Tuesday, 11 December 2012

You inspire me to write shit poetry about how my life is so complicated now that I am falling for you


There will always be someone better than me
Someone more beautiful
More intelligent
Funnier
Classier
And it must be serious if you have me questioning myself
Am I good enough for you?
Why would someone like you ever want someone like me?
I question my motives for wanting you
Because what I actually wonder is 
Why would I even want to be with someone like you?
You with all your mistakes
You strut around like the king of his own world
Flirting with every girl you see
Cussing and swearing all the time
At times saying the most misogynistic crap at times
So why do I even like you?
I really want to NOT like you
*looooong sigh*
But every time I am near you 
I just want to talk to you
Smile at you
Ask you how you are
How your day has been
What do you like doing...
And can I do it with you?
I want to study you
The creases and lines and contours of you
What makes you... you
Am I just a fool in lust for you?
I’m falling
And I don’t know where
But I know I want to land somewhere
Close to your heart.

I want to be your Jane and you to be my Tarzan but you really dont like hanging from trees

I hate this feeling
I want you to validate me
I want to be the only one who makes me smile
I'm like a beast in a cage too small when I see you with other girls
I don't even know if I really like you.
Like seriously?
Is it just the idea of being with you?
That makes my heart flutter,
my face grow warm and flush,
makes my hands sweaty and clammy...
When you walk into the room
my eyes dart and try to avoid you
in case it becomes too obvious
that all I want to do is touch you
and talk to you,
give you a piece of my mind
and learn about yours
your quirks, your fears and dreams
I keep reminding myself that I don't feel anything
it's just the climate
the change in temperature
the stress I'm under
the dishes not being done...
anything to stop me from falling for you...
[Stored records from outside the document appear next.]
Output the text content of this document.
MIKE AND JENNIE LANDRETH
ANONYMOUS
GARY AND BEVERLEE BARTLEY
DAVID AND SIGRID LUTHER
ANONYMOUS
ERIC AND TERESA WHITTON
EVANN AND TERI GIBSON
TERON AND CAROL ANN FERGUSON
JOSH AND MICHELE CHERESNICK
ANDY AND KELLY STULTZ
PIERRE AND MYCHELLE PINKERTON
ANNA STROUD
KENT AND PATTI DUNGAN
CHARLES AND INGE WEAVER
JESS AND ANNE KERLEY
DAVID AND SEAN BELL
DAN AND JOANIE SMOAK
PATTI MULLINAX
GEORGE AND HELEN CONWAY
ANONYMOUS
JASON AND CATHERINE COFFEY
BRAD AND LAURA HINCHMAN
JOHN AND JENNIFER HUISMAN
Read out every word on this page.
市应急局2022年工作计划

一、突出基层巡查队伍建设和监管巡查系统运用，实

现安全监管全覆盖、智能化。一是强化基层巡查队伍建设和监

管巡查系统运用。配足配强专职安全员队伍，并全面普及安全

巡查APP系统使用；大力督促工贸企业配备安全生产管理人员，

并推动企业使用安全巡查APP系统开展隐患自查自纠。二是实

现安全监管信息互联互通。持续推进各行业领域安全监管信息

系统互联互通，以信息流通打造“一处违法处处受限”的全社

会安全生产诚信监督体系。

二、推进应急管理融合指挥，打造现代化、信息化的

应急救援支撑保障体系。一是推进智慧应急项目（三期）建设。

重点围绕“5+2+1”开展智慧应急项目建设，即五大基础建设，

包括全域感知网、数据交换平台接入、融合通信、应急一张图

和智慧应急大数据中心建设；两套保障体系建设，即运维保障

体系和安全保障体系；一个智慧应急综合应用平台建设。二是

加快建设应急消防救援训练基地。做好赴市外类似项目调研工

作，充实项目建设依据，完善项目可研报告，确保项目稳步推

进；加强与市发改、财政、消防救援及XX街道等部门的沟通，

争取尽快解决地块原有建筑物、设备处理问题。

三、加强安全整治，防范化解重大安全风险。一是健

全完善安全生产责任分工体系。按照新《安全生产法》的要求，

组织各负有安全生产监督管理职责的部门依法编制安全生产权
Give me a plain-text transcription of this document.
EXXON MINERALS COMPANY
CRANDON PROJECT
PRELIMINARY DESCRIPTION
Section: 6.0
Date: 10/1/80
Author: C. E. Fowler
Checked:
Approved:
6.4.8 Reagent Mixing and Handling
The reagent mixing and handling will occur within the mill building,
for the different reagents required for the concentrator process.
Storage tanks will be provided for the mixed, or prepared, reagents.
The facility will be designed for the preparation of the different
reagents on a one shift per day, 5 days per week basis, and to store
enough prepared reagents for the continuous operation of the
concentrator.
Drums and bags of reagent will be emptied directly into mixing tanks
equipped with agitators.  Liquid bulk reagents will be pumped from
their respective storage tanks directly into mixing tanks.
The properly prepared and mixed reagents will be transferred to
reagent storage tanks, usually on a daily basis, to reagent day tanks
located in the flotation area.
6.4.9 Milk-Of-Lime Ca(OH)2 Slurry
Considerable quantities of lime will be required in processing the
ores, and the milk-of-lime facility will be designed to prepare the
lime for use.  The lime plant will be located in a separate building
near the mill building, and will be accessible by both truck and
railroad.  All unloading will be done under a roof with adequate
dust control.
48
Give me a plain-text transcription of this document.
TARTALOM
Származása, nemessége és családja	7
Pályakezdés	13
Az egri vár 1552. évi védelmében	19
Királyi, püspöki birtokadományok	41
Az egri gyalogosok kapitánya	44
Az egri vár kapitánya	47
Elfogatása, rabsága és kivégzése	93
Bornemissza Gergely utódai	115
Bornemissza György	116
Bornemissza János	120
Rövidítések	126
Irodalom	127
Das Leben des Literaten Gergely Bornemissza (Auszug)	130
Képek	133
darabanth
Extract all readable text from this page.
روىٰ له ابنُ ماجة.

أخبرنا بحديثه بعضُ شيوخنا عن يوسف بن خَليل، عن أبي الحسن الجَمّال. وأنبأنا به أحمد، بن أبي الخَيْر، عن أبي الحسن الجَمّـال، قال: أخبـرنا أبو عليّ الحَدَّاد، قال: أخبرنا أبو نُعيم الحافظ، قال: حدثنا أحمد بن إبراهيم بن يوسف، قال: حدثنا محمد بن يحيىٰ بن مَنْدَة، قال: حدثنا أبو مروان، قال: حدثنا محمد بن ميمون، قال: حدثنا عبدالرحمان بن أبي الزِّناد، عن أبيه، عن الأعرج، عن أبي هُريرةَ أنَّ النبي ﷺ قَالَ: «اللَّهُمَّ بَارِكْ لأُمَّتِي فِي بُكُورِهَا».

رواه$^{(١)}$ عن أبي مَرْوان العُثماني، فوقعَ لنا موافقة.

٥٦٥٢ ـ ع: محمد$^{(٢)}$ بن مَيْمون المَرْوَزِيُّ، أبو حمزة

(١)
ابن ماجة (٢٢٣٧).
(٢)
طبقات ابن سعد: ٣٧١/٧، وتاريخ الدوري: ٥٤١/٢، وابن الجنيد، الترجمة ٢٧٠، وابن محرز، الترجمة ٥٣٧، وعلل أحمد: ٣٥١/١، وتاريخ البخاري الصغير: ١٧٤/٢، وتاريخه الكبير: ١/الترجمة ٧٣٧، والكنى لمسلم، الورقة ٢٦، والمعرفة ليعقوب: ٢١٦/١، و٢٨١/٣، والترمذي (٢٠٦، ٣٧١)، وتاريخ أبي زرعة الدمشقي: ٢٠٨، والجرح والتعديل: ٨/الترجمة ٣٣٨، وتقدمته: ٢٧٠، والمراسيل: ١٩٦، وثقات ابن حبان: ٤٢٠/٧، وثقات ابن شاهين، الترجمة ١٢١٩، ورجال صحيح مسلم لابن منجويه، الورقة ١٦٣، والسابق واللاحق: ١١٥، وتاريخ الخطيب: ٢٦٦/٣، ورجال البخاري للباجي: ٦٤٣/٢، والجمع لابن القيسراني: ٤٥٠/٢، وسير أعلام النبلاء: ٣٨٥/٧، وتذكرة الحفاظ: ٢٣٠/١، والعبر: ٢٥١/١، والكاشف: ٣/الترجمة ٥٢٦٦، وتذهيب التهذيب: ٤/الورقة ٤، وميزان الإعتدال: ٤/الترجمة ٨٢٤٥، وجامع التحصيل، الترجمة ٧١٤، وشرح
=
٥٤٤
Did I tell you I was a poet?

How is one a poet when one fails at vocabulary? Answer: *shrugs* Words form sentences in my head and when pen is put to paper, I call it poetry.



The Fa’asamoa

I’ve lost my culture.

The blood of my ancestors run deep within me.

But their language so foreign, like gibberish to my ears.

I claim to be their descendent, yet tongues are tied.

I reach helplessly for words that are not in my reach, yet so close to home.

Words that will teach the generations to come of who they are.

Yet only the white mans language slides smoothly off the tip of my tongue.

 O fea sa e i ai? O fea ua e alu i ai? 

Where were you? Where have you been?

What will I teach my children? Of their language?  Of their culture?

When the Samoan language I hardly know has been stolen from my very lips.

I try so hard to remember, yet my life is living to forget.

My eyes cry unseeing tears of sadness.

Sadness that sweeps over the eyes of my matua and aiga, as I struggle with simple words.

Words that will one day be lost in a cacophony of broken Samoan.